MT. VERNON, Ill. — Legumes in pastures improve forage quality, increase animal gains and reduce fescue endophyte effects.
“The clover dilemma is if there is enough clover in the field for high yields and if there are broadleaf weeds in the pasture should they be sprayed to kill them,” said Jimmy Henning, University of Kentucky Extension professor.
“Clover can extend grazing over grass alone and often times it gives you more yield in the summer,” Henning said during a presentation at the Heart of America Grazing Conference. “And it will reduce the nitrogen fertilizer cost though nitrogen fixation.”
It is important for graziers to determine how much yield they need from their pastures for their livestock before deciding if they have enough clover to withhold nitrogen fertilizer.

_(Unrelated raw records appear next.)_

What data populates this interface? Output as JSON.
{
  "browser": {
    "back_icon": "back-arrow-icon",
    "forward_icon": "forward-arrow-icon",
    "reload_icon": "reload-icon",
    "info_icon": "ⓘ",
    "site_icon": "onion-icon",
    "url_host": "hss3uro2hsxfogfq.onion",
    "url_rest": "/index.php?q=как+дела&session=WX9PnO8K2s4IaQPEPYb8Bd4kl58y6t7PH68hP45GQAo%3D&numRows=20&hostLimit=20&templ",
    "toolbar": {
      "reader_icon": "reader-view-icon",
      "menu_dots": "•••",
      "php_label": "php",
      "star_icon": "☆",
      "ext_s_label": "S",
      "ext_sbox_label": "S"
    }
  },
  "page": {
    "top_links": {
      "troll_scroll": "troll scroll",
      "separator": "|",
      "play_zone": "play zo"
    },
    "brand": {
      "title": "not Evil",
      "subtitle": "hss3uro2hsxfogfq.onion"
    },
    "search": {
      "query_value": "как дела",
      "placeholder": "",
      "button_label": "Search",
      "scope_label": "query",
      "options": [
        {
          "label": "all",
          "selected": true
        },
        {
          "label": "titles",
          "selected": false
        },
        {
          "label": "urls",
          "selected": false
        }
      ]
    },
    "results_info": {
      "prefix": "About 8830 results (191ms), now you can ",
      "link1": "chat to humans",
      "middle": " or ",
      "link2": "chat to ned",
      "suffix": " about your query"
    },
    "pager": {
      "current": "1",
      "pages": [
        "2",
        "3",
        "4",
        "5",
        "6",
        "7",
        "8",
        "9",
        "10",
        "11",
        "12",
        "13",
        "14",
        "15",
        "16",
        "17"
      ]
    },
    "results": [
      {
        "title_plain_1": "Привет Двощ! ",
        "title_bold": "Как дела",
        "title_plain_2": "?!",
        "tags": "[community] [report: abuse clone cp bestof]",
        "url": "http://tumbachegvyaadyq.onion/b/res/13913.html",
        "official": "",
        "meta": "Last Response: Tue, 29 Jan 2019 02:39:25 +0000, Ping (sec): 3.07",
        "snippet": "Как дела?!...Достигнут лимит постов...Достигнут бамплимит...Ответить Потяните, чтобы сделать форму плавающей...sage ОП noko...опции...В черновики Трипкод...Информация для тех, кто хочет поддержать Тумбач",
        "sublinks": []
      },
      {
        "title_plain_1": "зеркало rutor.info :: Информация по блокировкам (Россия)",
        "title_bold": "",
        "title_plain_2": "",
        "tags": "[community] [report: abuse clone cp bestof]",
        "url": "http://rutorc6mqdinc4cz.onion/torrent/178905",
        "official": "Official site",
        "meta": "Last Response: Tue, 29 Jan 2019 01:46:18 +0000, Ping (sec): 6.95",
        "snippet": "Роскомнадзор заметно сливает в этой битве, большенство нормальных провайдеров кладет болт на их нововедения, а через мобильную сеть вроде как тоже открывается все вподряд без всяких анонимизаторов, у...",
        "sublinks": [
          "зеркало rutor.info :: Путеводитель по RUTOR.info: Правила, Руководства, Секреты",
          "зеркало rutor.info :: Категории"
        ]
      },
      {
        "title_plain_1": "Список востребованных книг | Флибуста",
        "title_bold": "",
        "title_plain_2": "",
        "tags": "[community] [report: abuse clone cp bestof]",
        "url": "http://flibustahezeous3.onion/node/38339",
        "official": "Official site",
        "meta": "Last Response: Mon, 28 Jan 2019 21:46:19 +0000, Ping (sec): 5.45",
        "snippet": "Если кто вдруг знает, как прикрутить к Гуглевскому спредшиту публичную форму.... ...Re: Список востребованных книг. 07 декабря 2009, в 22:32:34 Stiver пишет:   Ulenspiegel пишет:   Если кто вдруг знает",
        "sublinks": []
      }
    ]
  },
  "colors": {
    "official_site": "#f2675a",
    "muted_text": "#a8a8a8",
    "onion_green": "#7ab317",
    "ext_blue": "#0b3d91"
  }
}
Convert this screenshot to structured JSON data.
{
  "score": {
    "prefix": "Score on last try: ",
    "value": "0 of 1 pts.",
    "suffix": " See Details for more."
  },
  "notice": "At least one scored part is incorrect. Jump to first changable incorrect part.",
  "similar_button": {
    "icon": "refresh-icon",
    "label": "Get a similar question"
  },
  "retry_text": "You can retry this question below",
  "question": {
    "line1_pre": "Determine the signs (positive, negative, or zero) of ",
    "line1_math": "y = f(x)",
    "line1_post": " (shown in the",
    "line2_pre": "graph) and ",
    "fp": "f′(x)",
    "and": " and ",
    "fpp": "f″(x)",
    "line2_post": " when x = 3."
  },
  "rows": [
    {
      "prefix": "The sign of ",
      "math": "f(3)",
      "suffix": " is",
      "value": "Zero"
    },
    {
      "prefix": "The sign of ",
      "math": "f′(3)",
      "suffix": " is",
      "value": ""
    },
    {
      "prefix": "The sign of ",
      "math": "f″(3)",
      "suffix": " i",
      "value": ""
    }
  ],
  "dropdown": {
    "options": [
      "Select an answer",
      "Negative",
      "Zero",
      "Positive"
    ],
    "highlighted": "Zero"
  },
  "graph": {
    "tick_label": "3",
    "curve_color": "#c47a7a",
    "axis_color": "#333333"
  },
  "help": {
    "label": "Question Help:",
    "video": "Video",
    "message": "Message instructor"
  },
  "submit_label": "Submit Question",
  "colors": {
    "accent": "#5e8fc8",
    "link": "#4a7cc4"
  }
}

Henning discussed research that evaluated yields from forage and the nitrogen transfer in mature alfalfa and grass pastures. “In five- to six-year pastures, the yields increased as the alfalfa increased from 11 to 55%,” he added.
“The yield is going to be more correlated to the legume content of last year,” he said. “There is not much direct transfer of nitrogen in season from the legume to the grass.”
A study in Virginia compared the dry matter yield of three systems — fescue and nitrogen, fescue and red clover and fescue and alfalfa.
“They were able to duplicate the yield with fescue and clover and increase the yield with fescue and alfalfa,” Henning said. “We can make fields of grass and clover yield like grass and nitrogen, but it takes a lot of legumes to do that.”
How long the clover has been in a pasture impacts yield. When comparing a newly seeded grass and clover pasture to a long-term stand of grass and clover, Henning said, for the long-term stand, the yields peak out at about 30% legume, however with the new stand, yields continue to increase all the way to 80% legume.
“Actual yield tonnage depends on the productivity of the legume,” he noted.
“You may choose to apply moderate rates of nitrogen in the spring even if the stand has clover in it,” Henning said. “It doesn’t kill the clover but the clover will take a break and when the nitrogen goes away the clover will start the factory again.”
But, the speaker added, don’t put nitrogen down at the same time clover is being established.
With a grazing system, the clover, grass, livestock, roots, nodules are all interacting and the nitrogen flows throughout the system.
“The legume is pulling the nitrogen out of the air and there is the decay of leaves, dead roots and sloughing of nodules,” he said. “The majority of the nitrogen is going through the cow and coming out its back end, so feeding the grass nitrogen from legumes takes time.”
Alfalfa can fix 150 to 300 pounds of nitrogen per acre per year and both white and red clover are similar, Henning reported. “From 80 to 90% of that is excreted through the animal as manure and urine,” he added. “The manure contains nitrogen and phosphorus and the urine is nitrogen and the majority of the potassium.”
About 50% of urinary nitrogen is lost through volatilization, Henning said.
“From 14 to 22% of the area of the pasture is covered with manure and urine so the grazing system is going to have a great impact on the ability of getting nitrogen flowing through the system. With continuous or low stocking rates, more nitrogen is concentrated around the loitering areas like the fence, shade or waterers.”
When a rotational grazing system is utilized, the nitrogen distribution in the pasture is improved. The goal, Henning said, is higher stocking rates with shorter grazing duration. “The No. 1 pathway of nitrogen transfer from legumes to grass is through grazing livestock,” he added.
“The increase in yield in mixed stands comes from the legume,” Henning stated. “For high yields we need 25 to 30% legume by weight in the pasture, year after year.”